Low Operating Leverage = Steady and safe (like a merry-go-round 🎠)


💰 4. Financial Leverage

“Borrowing money to make MORE money (but be careful!)”

The Story

Two ice cream shops want to expand. Each needs $100,000.

🏦 Borrowing Betty takes a $80,000 loan (pays 10% interest = $8,000/year). Uses only $20,000 of her own money.

💵 Cash Charlie uses $100,000 of his own savings. No loans, no interest.

Both shops make $20,000 profit before interest.

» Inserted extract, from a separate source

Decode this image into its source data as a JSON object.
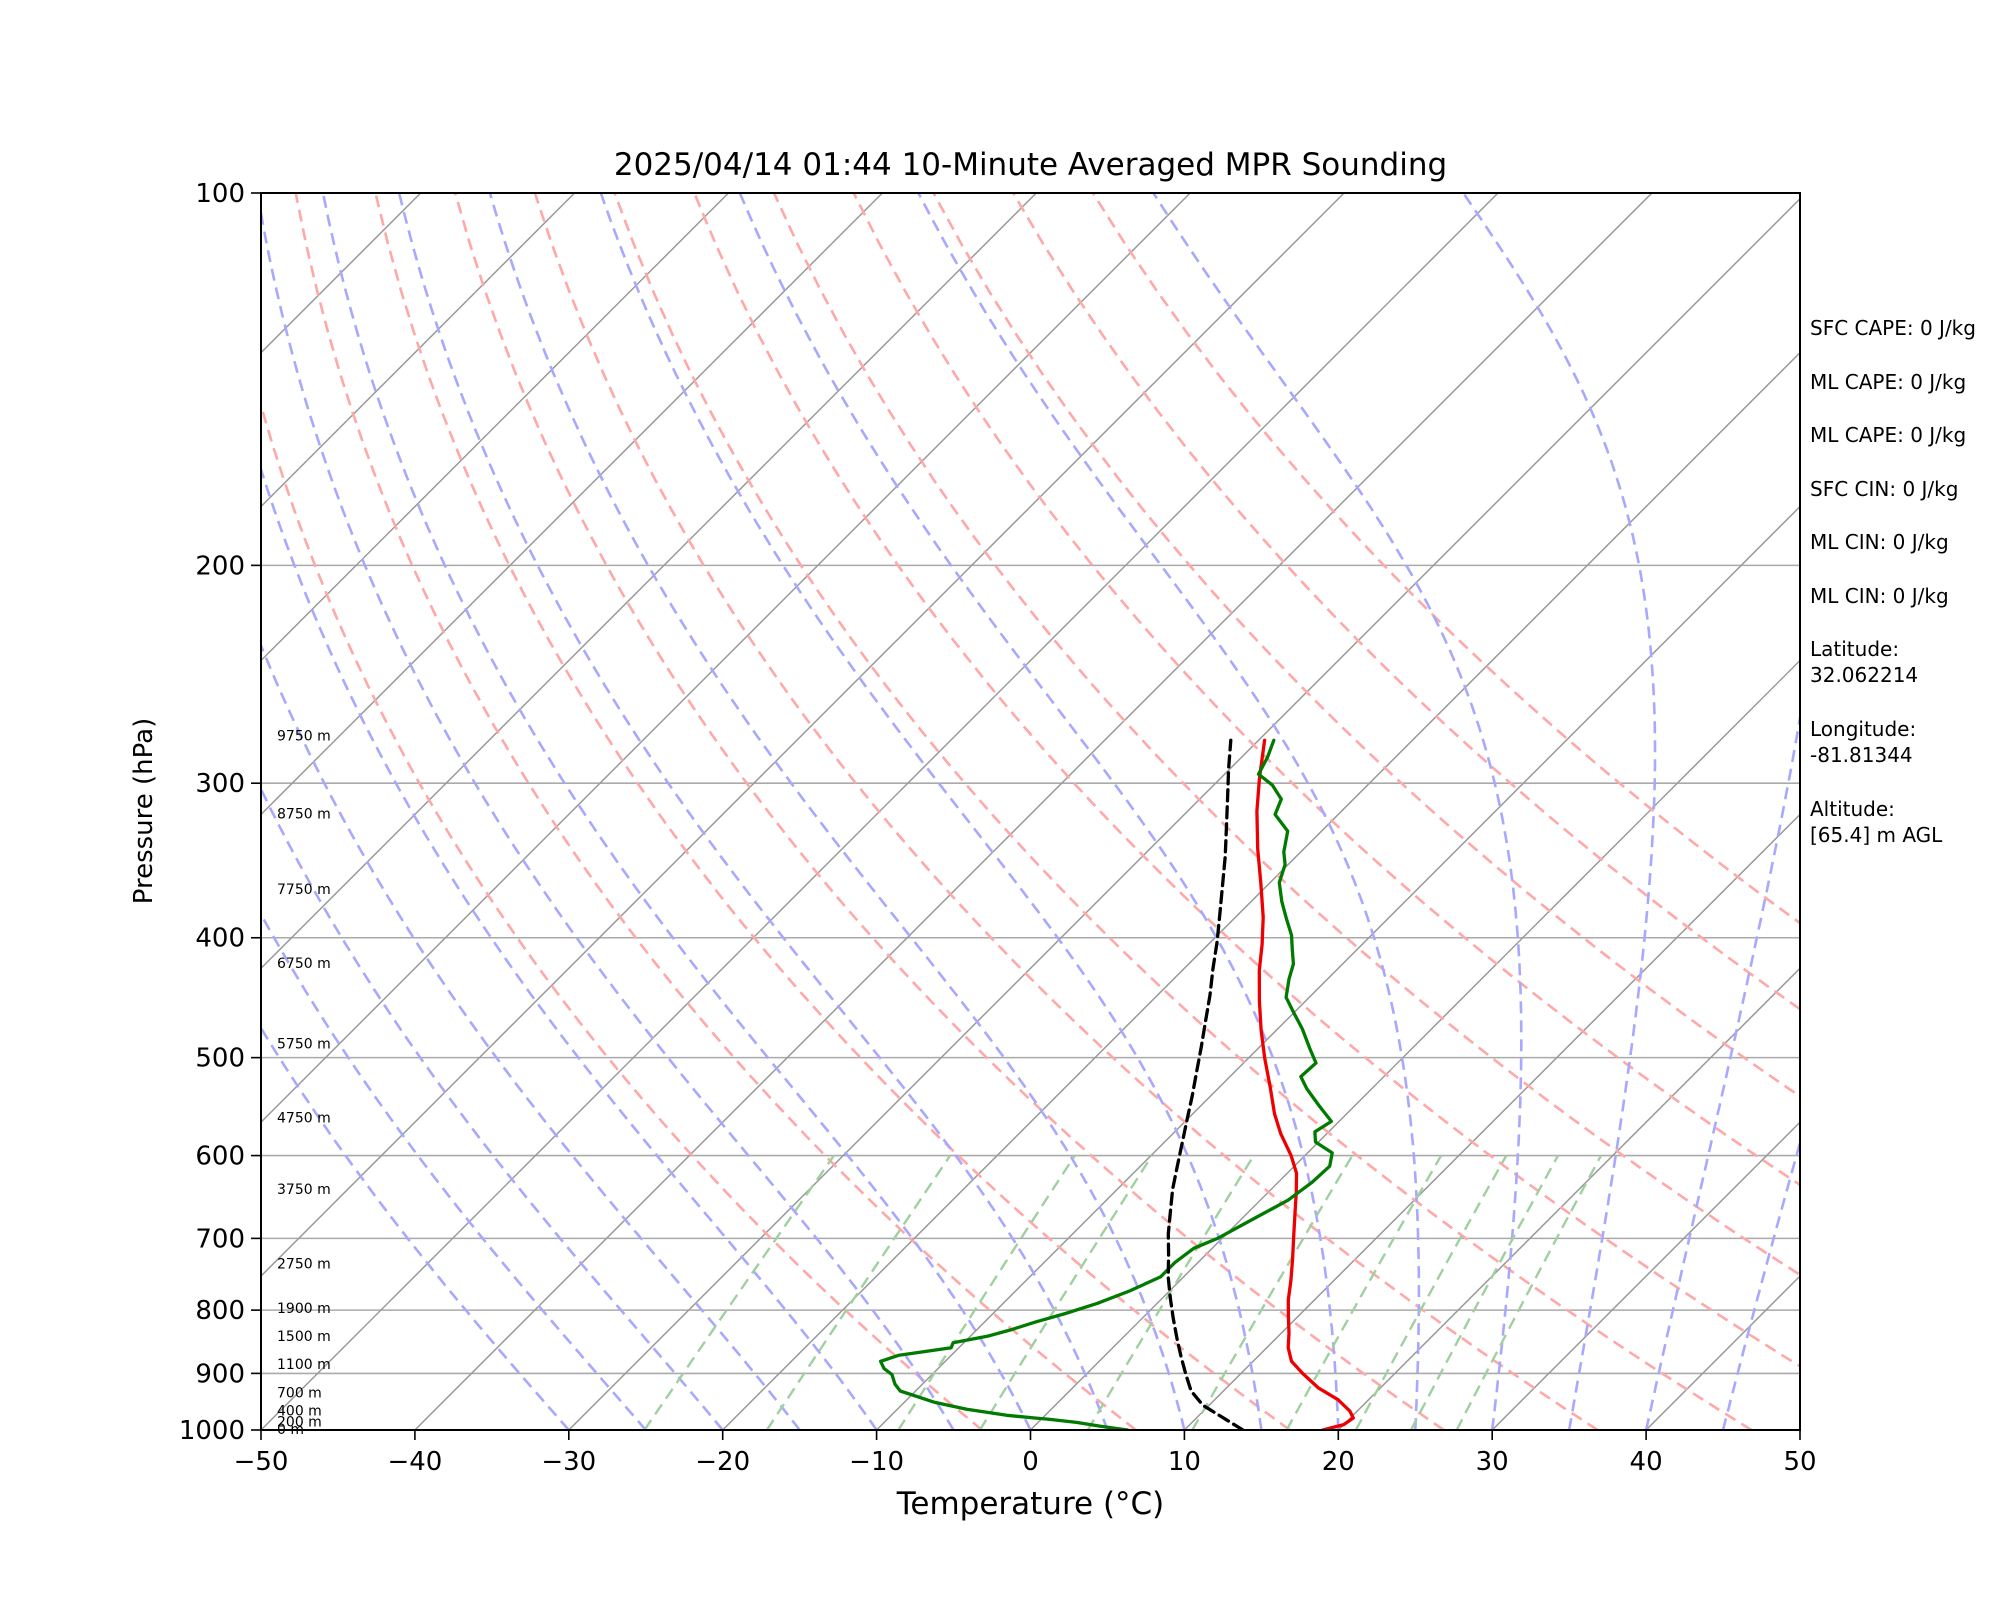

Who Gets a Better Return on THEIR Money?

Borrowing Betty:

  • Profit: $20,000
  • Minus interest: $8,000
  • Net profit: $12,000
  • Her investment: $20,000
  • Return: 60%! 🚀

Cash Charlie:

  • Profit: $20,000
  • No interest
  • Net profit: $20,000
  • His investment: $100,000
  • Return: 20%

Betty made 3x the return on her money by borrowing!

The Magic Formula

Degree of Financial Leverage (DFL) =
EBIT ÷ (EBIT − Interest)

Where EBIT = Earnings Before Interest and Taxes

The Dark Side of Borrowing 🌑

What if the shop only makes $5,000?

Borrowing Betty:

  • Profit: $5,000
  • Minus interest: $8,000
  • Net loss: −$3,000 😱
  • She STILL owes interest!

Cash Charlie:

  • Profit: $5,000
  • Still positive!
graph TD A["Financial Leverage&lt;br&gt;Using Debt"] --> B{Business does WELL?} B --> C["YES 📈"] B --> D["NO 📉"] C --> E["Returns MULTIPLY!&lt;br&gt;Shareholders happy"] D --> F["Losses MULTIPLY!&lt;br&gt;Still owe interest"]

The Debt-Equity Balance

Low Debt High Debt
Safer Riskier
Lower returns Higher potential returns
Survive bad times Struggle in bad times
Own more of your profits Pay a lot in interest

Simple Example

Two companies, same $500,000 in assets:

Safe Sally Risky Ryan
Debt $100,000 $400,000
Equity (own money) $400,000 $100,000
Interest (10%) $10,000 $40,000

If both make $60,000 profit (before interest):

Safe Sally: ($60,000 − $10,000) ÷ $400,000 = 12.5% return

Risky Ryan: ($60,000 − $40,000) ÷ $100,000 = 20% return

Ryan gets higher returns… but if profits drop to $30,000, Sally still makes money while Ryan loses money!


🎁 Putting It All Together

Tool Question It Answers Key Insight
EVA Am I creating REAL value? Profit minus opportunity cost
Break-Even How much must I sell to survive? Fixed costs ÷ contribution margin
Operating Leverage How risky is my cost structure? More fixed costs = more risk/reward
Financial Leverage Am I borrowing wisely? Debt amplifies gains AND losses

The Golden Rules

  1. EVA Positive = You’re truly creating wealth
  2. Know Your Break-Even = Understand your survival point
  3. Balance Operating Leverage = Match risk to your stability
  4. Use Financial Leverage Carefully = Debt is a powerful but dangerous tool

🌟 You Did It!

You now understand the four superpowers of business performance:

EVA tells you if you’re really making value ✅ Break-Even shows your survival number ✅ Operating Leverage reveals your risk from fixed costs ✅ Financial Leverage shows your risk from debt

These aren’t just formulas—they’re the secret language that successful business owners speak. Now you speak it too! 🎓

Remember: A smart business owner looks at ALL FOUR measures to make great decisions.